Bienvenido a este mi cuaderno de bitácora

Querido visitante: gracias por pasar por aquí y leerme.
Aquí encontrarás ligeros divertimentos y algunas confidencias personales, pocas.
A mí me sirve de entretenimiento y si a ti también te distrae, ¡estupendo!.
Si, además, dejas un comentario... ¡miel sobre hojuelas! Un abrazo,
Guarismo.

sábado, 8 de septiembre de 2012

284. Huida a ninguna parte, en 400 palabras (ciento noventa y ocho).

Huida a ninguna parte

Salí de la oficina no sé con qué excusa y cogí el coche. Conduje por la ciudad sin un destino preciso. Me acordé de un parque que a esas horas debería estar solitario y me dirigí a él. Aparqué. No había nadie. Quería perderme. No quería que nadie me viese ni ver a nadie. Era buen sitio. Paseé. Fumé un pitillo. Me senté en un banco. Me levanté. Paseé de nuevo. Miré el reloj. Sentí angustia. Me quité la chaqueta, hacía buen tiempo, y me aflojé la corbata. Me senté en otro banco. No pensaba. Miré el reloj: hacía una hora que salí de la oficina. La presión en el pecho no cedía. Me levanté y me dirigí al coche.
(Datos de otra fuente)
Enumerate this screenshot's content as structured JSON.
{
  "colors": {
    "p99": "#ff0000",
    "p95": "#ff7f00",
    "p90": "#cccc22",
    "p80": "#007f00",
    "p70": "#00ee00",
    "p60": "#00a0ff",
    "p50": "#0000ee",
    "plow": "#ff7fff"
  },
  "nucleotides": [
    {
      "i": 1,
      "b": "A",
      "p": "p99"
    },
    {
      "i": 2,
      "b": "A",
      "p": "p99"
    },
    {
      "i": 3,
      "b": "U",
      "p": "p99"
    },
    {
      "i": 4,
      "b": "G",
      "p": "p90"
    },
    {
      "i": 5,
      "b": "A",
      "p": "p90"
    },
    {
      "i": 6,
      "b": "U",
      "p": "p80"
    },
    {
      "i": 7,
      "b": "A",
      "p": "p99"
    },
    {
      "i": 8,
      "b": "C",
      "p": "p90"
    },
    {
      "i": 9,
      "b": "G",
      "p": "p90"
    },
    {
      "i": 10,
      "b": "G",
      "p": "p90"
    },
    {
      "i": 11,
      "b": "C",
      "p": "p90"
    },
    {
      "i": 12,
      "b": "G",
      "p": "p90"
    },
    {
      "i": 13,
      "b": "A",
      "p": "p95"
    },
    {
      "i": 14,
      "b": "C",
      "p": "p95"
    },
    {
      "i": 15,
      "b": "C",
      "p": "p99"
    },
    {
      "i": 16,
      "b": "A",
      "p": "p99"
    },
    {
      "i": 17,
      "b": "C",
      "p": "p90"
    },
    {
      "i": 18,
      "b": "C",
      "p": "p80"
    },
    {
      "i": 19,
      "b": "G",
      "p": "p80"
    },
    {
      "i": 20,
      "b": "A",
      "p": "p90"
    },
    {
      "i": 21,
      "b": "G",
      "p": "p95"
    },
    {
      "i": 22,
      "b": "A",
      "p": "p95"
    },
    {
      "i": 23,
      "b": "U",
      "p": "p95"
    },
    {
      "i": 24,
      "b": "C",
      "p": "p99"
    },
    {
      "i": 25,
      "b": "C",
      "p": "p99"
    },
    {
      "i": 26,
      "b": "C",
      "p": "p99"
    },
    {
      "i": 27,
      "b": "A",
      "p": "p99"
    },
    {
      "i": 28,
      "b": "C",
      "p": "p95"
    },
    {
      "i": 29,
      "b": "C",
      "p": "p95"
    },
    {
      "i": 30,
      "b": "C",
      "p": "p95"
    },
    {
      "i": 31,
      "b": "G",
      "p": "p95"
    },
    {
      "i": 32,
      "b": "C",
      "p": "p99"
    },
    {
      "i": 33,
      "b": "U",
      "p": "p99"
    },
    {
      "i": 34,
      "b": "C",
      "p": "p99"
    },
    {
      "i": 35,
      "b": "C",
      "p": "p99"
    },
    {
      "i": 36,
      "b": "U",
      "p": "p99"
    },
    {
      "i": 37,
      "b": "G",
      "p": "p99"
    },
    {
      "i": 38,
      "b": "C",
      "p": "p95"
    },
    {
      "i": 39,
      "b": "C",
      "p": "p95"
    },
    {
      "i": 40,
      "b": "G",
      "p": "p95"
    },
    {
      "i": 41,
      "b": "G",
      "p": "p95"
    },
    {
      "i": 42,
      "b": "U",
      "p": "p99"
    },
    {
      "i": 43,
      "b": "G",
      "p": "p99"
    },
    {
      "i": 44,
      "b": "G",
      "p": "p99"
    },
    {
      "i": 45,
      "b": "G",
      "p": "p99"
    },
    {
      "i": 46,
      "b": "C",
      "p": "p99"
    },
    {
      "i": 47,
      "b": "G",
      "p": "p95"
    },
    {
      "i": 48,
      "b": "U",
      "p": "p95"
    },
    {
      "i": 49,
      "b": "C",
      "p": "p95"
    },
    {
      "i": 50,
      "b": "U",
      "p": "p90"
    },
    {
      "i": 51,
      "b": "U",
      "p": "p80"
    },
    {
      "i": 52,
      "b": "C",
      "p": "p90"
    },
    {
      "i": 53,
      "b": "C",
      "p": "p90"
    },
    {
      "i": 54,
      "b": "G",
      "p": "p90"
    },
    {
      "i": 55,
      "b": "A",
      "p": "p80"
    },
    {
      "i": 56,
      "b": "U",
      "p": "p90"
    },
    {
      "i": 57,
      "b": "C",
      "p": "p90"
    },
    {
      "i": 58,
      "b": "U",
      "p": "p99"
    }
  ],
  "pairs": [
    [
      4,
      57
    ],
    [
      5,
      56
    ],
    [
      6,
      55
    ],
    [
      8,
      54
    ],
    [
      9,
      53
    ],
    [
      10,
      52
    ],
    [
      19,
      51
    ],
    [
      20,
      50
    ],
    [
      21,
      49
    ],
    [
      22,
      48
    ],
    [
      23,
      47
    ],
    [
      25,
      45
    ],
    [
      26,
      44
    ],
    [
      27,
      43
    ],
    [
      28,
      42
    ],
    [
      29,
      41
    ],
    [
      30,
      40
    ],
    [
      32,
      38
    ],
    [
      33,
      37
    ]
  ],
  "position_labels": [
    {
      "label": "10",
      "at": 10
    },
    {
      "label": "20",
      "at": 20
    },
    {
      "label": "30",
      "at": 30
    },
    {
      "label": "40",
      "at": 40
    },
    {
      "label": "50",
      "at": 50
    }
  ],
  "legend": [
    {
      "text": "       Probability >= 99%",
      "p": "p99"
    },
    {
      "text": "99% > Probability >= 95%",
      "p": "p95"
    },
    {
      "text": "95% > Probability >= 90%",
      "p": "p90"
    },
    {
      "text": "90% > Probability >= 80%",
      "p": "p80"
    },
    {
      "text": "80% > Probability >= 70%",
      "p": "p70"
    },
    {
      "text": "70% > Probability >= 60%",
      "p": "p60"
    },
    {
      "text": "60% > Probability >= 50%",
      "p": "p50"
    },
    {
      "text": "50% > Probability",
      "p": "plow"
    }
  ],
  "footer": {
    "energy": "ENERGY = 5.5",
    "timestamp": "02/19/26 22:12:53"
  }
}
Me volví al parque. Busqué el banco más escondido, entre unos árboles, y me senté allí. Miré sin ver los árboles y el césped que cubría la tierra. No pensaba. Una voz en mi interior, sin embargo, me metía prisa para irme. Otra voz, muy lejana, muy débil, parecía decirme: “Haz una locura, quítate la camisa o, mejor, desnúdate, y corre por el parque. ¡Despierta!”. No le hice ni caso. Mi cuerpo no reaccionaba. Tenía miedo a moverme, las piernas estiradas, los brazos caídos sobre el banco, la cabeza gacha… Creía que, si me movía, alguien me vería y se fijaría en mí. Pasó una pareja por delante y yo me di la vuelta, paralizado, para no verla… para que no me vieran. Me levanté, me fui al coche, arranqué y conduje hasta la Sierra. Sin pensar, pero sintiendo pánico a volver a la oficina, sintiendo pánico a decidir volver a la oficina, que sabía que iba a ser el final de la historia. Conducía, pero los brazos los sentía rígidos. Tenía miedo de moverlos, como si alguien pudiera observarme y preguntarme qué me pasaba. Me obsesionaba que otros conductores se fijaran en mí. Llegué a la Sierra. Aparqué donde me pareció que había menos coches. Bajé. Di otro paseo y me acerqué a un bar cercano. Habría tomada una caña con unas patatas fritas, que me encantan, pero me aterraba hablar. No podía pronunciar palabra. Miedo irracional. A lo mejor se dan cuenta, imagino que pensaba. Volví, subí al coche y acepté que, sin remedio, tenía que tomar esa maldita decisión: volver a la oficina.

Me sucedía, recurrentemente, hace muchos años, durante mi larga depresión.